The impact that MGMT, Chairlift, and Passion Pit’s first acts had on the following decade of popular music is as remarkable as it has been undersung — and it’s equally fascinating how far each act has strayed from their initial, culturally meteoric successes since. Angelakos has since taken Passion Pit’s sound to adventurous and pared-back places and self-released an audiovisual Christmas album (and, without Columbia’s involvement, a fourth Passion Pit record); he’s also collaborated with like-minded EDM auteurs and become a passionate advocate for mental-health issues within the music industry following the tumultuous period surrounding 2013’s Gossamer that (full disclosure) I chronicled around the time.
Chairlift released two superior albums expanding their slightly off-kilter pop approach — 2012’s classic Something and the lovely 2016 swan song Moth — while Polachek went full-on musique concrète with her Ramona Lisa and CEP projects in between notching Beyoncé co-writes; after breaking up last year, remaining member Patrick Wimberly went on to co-produce MGMT’s latest, this year’s brilliant Little Dark Age.
Of the three acts, MGMT have perhaps charted the strangest trajectory since their initial successes.

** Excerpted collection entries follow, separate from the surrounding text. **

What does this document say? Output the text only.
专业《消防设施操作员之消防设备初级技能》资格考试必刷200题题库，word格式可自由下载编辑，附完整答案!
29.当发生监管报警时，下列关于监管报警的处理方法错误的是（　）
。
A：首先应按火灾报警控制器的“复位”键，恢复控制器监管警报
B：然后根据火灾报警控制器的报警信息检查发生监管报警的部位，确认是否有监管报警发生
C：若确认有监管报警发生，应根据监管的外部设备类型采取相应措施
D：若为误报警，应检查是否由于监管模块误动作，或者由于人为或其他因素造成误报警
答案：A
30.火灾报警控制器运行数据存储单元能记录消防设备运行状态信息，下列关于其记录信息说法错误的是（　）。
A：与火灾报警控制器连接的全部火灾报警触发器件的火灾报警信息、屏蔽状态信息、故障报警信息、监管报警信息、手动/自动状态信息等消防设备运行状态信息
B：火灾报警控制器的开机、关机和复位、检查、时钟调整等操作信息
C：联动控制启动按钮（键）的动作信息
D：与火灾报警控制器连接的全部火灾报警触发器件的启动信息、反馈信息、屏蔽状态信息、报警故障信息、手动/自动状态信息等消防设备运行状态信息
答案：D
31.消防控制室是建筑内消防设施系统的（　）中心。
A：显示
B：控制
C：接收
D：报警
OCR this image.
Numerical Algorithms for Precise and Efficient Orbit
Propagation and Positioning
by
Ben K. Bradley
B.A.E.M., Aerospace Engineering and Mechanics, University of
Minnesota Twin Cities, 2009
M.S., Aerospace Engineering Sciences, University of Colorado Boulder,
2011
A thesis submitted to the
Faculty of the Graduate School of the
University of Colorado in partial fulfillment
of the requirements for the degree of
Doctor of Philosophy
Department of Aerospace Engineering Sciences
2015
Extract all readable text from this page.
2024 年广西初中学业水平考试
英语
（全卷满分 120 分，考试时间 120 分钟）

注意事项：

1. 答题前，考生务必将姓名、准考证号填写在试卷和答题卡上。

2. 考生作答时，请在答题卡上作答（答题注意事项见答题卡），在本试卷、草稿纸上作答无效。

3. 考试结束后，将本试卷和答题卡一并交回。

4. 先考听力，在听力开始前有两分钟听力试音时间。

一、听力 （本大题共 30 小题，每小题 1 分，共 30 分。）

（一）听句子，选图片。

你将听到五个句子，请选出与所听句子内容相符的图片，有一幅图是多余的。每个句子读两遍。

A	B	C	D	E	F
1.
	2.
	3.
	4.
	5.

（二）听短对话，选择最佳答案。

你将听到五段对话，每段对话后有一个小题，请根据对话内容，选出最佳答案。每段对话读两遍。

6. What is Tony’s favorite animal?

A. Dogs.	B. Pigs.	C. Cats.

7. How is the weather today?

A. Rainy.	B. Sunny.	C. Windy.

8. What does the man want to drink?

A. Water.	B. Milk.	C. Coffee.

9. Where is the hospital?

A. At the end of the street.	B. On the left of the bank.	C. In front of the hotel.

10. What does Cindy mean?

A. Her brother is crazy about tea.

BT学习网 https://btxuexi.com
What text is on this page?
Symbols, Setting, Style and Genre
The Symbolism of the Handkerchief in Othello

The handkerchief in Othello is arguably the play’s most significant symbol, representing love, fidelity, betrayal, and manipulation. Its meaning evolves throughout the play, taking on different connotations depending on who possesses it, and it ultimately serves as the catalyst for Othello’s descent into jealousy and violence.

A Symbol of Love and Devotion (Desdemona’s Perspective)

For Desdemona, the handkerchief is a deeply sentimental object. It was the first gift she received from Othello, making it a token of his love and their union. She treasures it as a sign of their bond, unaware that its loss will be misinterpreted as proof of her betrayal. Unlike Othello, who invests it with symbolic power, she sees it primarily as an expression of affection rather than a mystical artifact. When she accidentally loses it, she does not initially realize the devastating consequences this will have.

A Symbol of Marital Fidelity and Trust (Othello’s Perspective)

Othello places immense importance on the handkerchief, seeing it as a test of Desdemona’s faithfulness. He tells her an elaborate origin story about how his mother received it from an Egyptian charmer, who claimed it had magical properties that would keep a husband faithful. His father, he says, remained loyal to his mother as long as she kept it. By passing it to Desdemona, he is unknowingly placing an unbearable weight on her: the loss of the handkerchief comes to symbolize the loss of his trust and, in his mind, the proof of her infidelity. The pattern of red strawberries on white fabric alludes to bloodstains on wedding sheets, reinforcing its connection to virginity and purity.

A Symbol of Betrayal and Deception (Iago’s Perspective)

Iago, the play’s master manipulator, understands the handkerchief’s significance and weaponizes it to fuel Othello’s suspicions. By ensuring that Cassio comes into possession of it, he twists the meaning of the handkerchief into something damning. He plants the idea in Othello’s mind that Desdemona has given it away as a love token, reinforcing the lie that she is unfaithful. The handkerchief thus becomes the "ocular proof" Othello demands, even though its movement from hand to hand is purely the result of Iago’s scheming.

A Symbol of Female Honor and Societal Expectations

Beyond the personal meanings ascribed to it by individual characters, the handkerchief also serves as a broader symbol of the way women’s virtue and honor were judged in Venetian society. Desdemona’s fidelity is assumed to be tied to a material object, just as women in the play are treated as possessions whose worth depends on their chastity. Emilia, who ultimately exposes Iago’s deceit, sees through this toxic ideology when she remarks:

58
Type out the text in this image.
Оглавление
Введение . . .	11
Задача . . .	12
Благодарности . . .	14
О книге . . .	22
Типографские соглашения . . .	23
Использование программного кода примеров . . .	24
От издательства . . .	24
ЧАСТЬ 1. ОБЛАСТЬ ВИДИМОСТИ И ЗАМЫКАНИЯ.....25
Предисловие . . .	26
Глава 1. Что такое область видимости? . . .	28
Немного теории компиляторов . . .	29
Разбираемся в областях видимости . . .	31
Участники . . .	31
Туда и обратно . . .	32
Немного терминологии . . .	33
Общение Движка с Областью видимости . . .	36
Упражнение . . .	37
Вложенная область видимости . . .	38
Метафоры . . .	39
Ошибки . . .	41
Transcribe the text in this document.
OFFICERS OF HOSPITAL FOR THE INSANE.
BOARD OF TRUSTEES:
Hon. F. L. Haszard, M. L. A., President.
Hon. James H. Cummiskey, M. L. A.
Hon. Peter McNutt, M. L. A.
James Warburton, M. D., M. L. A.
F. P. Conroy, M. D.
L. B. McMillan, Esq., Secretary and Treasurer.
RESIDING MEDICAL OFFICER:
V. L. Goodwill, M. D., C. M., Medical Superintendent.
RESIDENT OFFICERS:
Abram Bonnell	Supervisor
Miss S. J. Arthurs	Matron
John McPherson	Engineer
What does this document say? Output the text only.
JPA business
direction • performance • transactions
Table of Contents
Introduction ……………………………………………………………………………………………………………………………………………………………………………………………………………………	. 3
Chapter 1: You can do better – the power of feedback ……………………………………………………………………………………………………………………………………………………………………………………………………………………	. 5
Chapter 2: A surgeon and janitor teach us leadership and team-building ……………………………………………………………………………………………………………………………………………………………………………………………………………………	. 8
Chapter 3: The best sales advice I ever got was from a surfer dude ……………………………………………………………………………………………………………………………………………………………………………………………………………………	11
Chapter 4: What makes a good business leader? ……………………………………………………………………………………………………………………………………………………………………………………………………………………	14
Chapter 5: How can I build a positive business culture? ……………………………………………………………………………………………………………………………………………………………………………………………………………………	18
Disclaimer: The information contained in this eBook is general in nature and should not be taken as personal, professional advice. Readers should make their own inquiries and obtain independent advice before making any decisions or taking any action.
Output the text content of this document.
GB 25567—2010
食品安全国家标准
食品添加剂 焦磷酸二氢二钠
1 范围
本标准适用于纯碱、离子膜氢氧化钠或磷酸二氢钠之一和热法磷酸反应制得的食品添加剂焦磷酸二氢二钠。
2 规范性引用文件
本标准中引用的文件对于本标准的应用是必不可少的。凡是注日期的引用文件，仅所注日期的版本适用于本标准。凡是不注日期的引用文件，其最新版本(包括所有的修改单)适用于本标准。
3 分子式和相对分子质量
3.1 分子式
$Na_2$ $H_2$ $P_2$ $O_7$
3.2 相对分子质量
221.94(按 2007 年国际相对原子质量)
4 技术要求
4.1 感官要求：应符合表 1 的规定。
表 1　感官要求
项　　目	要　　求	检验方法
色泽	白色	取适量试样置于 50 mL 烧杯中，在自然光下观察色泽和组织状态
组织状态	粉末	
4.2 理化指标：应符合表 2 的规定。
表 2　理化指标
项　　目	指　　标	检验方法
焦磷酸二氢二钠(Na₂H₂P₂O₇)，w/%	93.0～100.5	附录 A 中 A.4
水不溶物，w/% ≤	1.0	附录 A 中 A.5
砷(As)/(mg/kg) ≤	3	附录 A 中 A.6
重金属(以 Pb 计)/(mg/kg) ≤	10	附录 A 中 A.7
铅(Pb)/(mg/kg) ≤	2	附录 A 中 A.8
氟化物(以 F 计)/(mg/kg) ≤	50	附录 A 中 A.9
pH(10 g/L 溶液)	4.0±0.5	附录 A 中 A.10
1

You could argue that the strange and frequently imposing music they’ve released since — specifically, on 2010’s polarizing Congratulations and 2013’s wild-eyed self-titled LP — represents an outright rejection of the sound that put them on the map to begin with, accruing Über-cool admirers ranging from Daft Punk’s Thomas Bangalter to Deerhunter’s Bradford Cox while confounding the kids that still show up for “Kids.”
Perhaps that’s why Little Dark Age — a spiky, apocalypse-obsessed collection of synth-pop songs that represent the band’s most accessible material since Oracular Spectacular — was such a pleasant surprise when it saw release earlier this year, synthesizing (no pun intended) the band’s most difficult impulses in a relatively pop-friendly guise without losing any of MGMT’s willfully weird spirit. Despite the incidental callbacks to their more musically straightforward early days, though, MGMT — as well as their Columbia contemporaries — have continued to spiral away from the industry-based movement their auspicious beginnings kicked off. Even if they currently don’t sound anything like the music they’ve been indirectly responsible for, indie as it’s defined in 2018 wouldn’t sound the same without the three of them.